Six aid agencies open about sex abuse cases amid Oxfam scandal
14 Feb 2018, 09:39
London: Only six out of 10 global aid agencies were willing to disclose the extent of sex abuse by their staff in an exclusive survey, as a major sex scandal involving British charity Oxfam ricochets through the sector.
The Thomson Reuters Foundation in November asked 10 leading aid agencies for figures on sex abuse cases, as well as how many staff members were sacked as a result, as sexual harassment scandals hit Hollywood and beyond.
At the time of publishing, only two groups —Save the Children and Oxfam— provided numbers, with 16 and 22 staff respectively sacked over the past year.
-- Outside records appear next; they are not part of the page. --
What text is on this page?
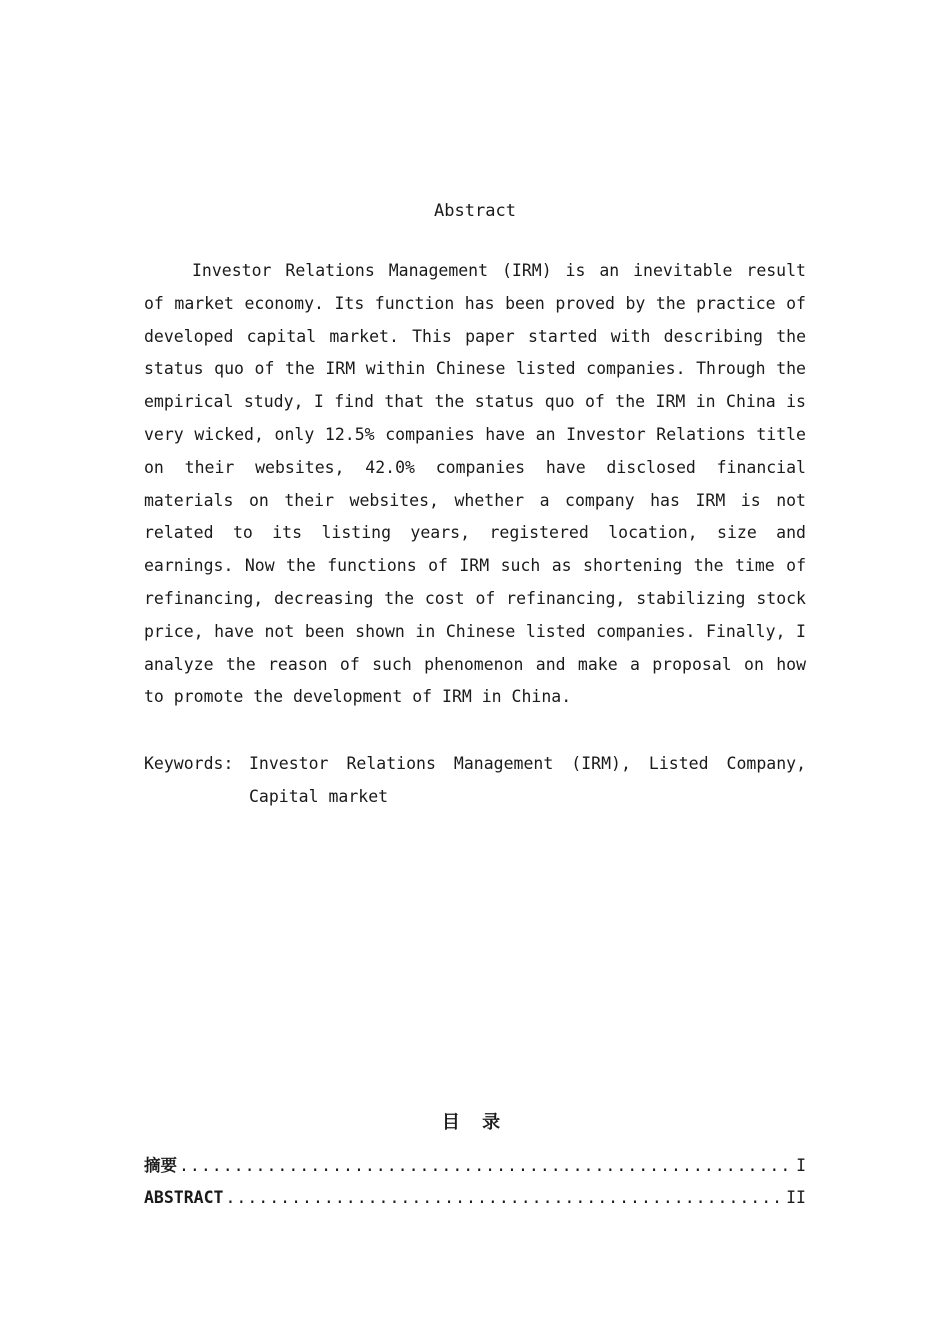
Abstract

Investor Relations Management (IRM) is an inevitable result of market economy. Its function has been proved by the practice of developed capital market. This paper started with describing the status quo of the IRM within Chinese listed companies. Through the empirical study, I find that the status quo of the IRM in China is very wicked, only 12.5% companies have an Investor Relations title on their websites, 42.0% companies have disclosed financial materials on their websites, whether a company has IRM is not related to its listing years, registered location, size and earnings. Now the functions of IRM such as shortening the time of refinancing, decreasing the cost of refinancing, stabilizing stock price, have not been shown in Chinese listed companies. Finally, I analyze the reason of such phenomenon and make a proposal on how to promote the development of IRM in China.

Keywords: Investor Relations Management (IRM), Listed Company, Capital market

目 录
摘要 .....	I
ABSTRACT .....	II
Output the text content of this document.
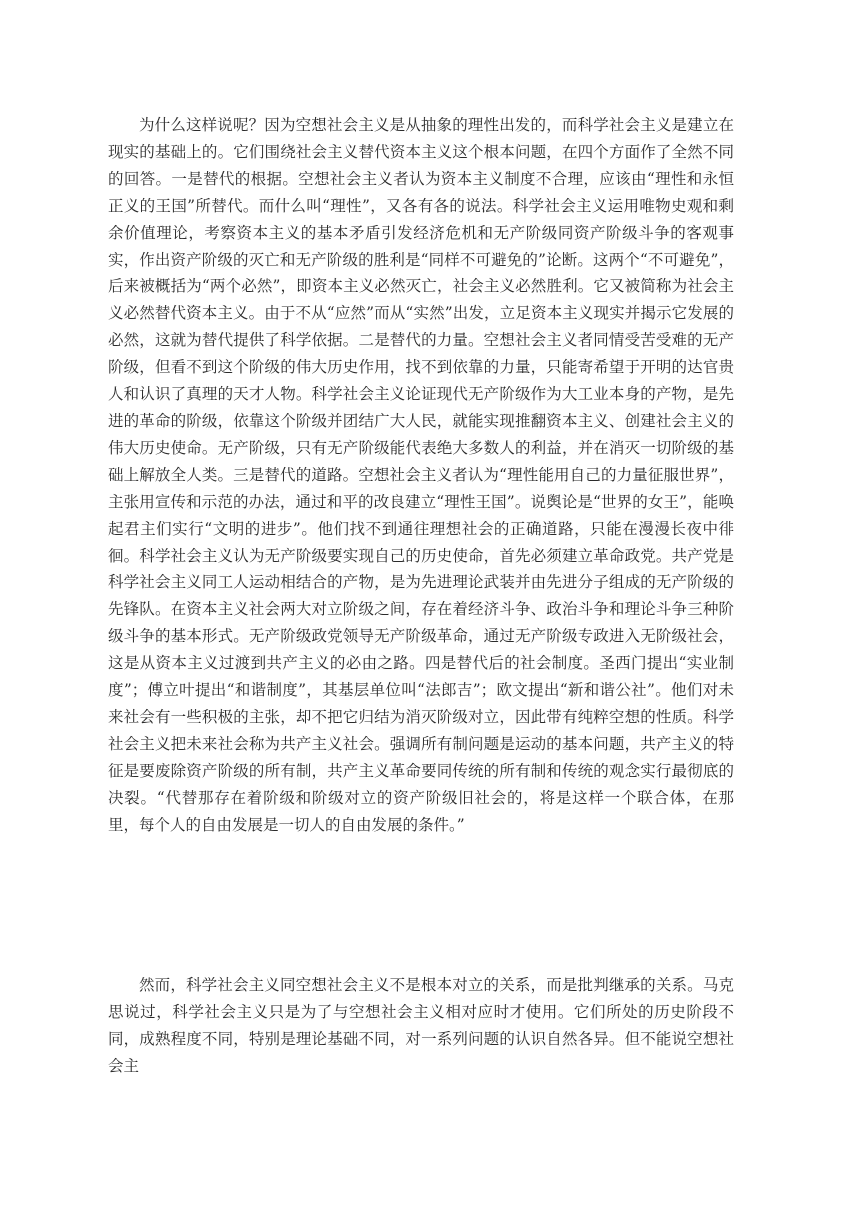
为什么这样说呢？因为空想社会主义是从抽象的理性出发的，而科学社会主义是建立在现实的基础上的。它们围绕社会主义替代资本主义这个根本问题，在四个方面作了全然不同的回答。一是替代的根据。空想社会主义者认为资本主义制度不合理，应该由“理性和永恒正义的王国”所替代。而什么叫“理性”，又各有各的说法。科学社会主义运用唯物史观和剩余价值理论，考察资本主义的基本矛盾引发经济危机和无产阶级同资产阶级斗争的客观事实，作出资产阶级的灭亡和无产阶级的胜利是“同样不可避免的”论断。这两个“不可避免”，后来被概括为“两个必然”，即资本主义必然灭亡，社会主义必然胜利。它又被简称为社会主义必然替代资本主义。由于不从“应然”而从“实然”出发，立足资本主义现实并揭示它发展的必然，这就为替代提供了科学依据。二是替代的力量。空想社会主义者同情受苦受难的无产阶级，但看不到这个阶级的伟大历史作用，找不到依靠的力量，只能寄希望于开明的达官贵人和认识了真理的天才人物。科学社会主义论证现代无产阶级作为大工业本身的产物，是先进的革命的阶级，依靠这个阶级并团结广大人民，就能实现推翻资本主义、创建社会主义的伟大历史使命。无产阶级，只有无产阶级能代表绝大多数人的利益，并在消灭一切阶级的基础上解放全人类。三是替代的道路。空想社会主义者认为“理性能用自己的力量征服世界”，主张用宣传和示范的办法，通过和平的改良建立“理性王国”。说舆论是“世界的女王”，能唤起君主们实行“文明的进步”。他们找不到通往理想社会的正确道路，只能在漫漫长夜中徘徊。科学社会主义认为无产阶级要实现自己的历史使命，首先必须建立革命政党。共产党是科学社会主义同工人运动相结合的产物，是为先进理论武装并由先进分子组成的无产阶级的先锋队。在资本主义社会两大对立阶级之间，存在着经济斗争、政治斗争和理论斗争三种阶级斗争的基本形式。无产阶级政党领导无产阶级革命，通过无产阶级专政进入无阶级社会，这是从资本主义过渡到共产主义的必由之路。四是替代后的社会制度。圣西门提出“实业制度”；傅立叶提出“和谐制度”，其基层单位叫“法郎吉”；欧文提出“新和谐公社”。他们对未来社会有一些积极的主张，却不把它归结为消灭阶级对立，因此带有纯粹空想的性质。科学社会主义把未来社会称为共产主义社会。强调所有制问题是运动的基本问题，共产主义的特征是要废除资产阶级的所有制，共产主义革命要同传统的所有制和传统的观念实行最彻底的决裂。“代替那存在着阶级和阶级对立的资产阶级旧社会的，将是这样一个联合体，在那里，每个人的自由发展是一切人的自由发展的条件。”

然而，科学社会主义同空想社会主义不是根本对立的关系，而是批判继承的关系。马克思说过，科学社会主义只是为了与空想社会主义相对应时才使用。它们所处的历史阶段不同，成熟程度不同，特别是理论基础不同，对一系列问题的认识自然各异。但不能说空想社会主
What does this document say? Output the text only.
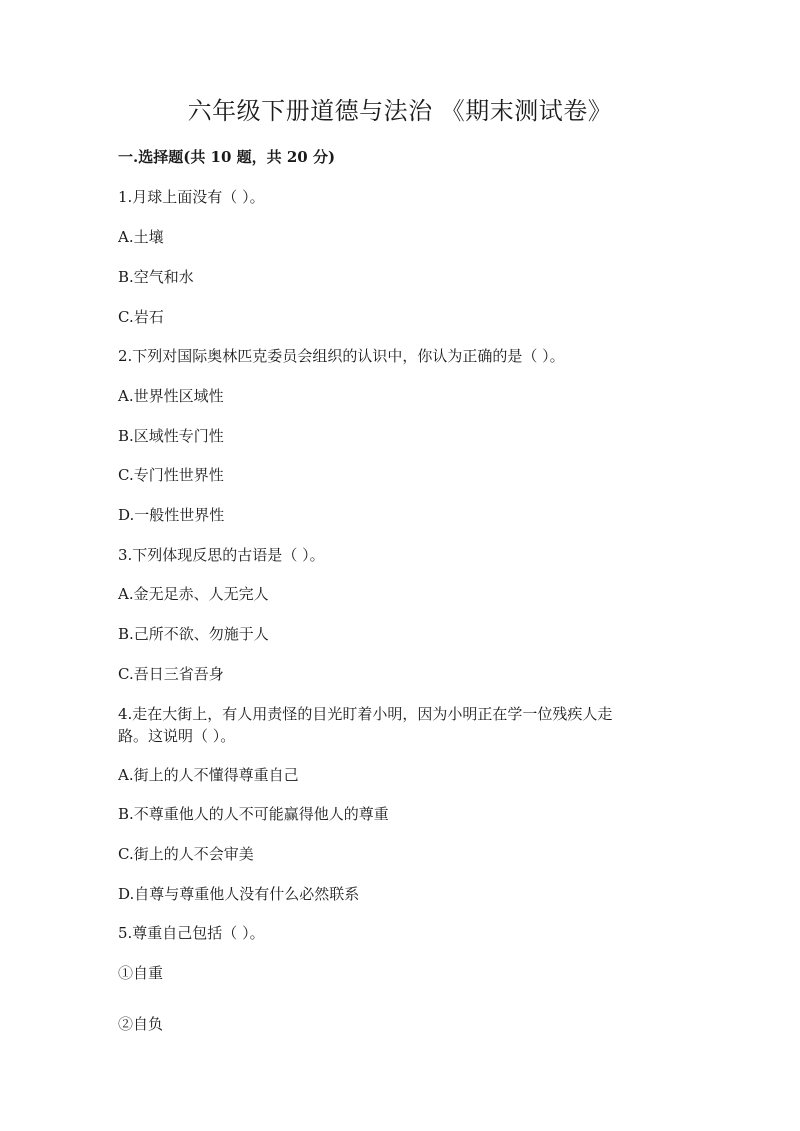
六年级下册道德与法治 《期末测试卷》
一.选择题(共 10 题，共 20 分)
1.月球上面没有（ ）。
A.土壤
B.空气和水
C.岩石
2.下列对国际奥林匹克委员会组织的认识中，你认为正确的是（ ）。
A.世界性区域性
B.区域性专门性
C.专门性世界性
D.一般性世界性
3.下列体现反思的古语是（ ）。
A.金无足赤、人无完人
B.己所不欲、勿施于人
C.吾日三省吾身
4.走在大街上，有人用责怪的目光盯着小明，因为小明正在学一位残疾人走
路。这说明（ ）。
A.街上的人不懂得尊重自己
B.不尊重他人的人不可能赢得他人的尊重
C.街上的人不会审美
D.自尊与尊重他人没有什么必然联系
5.尊重自己包括（ ）。
①自重
②自负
Medical charity Medecins Sans Frontieres (MSF) and Norwegian Refugee Council (NRC) replied days later.
But with Oxfam under fire in recent days over sexual misconduct accusations in Haiti and Chad that threaten the group’s UK government and EU funding, two other humanitarian groups on Tuesday produced numbers when asked again.
Four did not give answers.
Several industry experts have warned that the backlash against Oxfam could drive charities to cover up cases of sex abuse for fear of losing support and funding from the public, donors and governments.
Aid agency World Vision said on Tuesday there were 10 incidents in 2016 involving either sexual exploitation or abuse of a child involved in one of the charity’s activities.
Out of 50,000 staff and volunteers, the Christian development agency said it recorded four cases of workplace sexual harassment. It was yet to say how many people were fired.
‘We have a zero-tolerance policy of incidents of violence against children committed by our staff or volunteers,’ said spokesman Henry Makiwa, adding it publicly discloses sex abuse figures each year.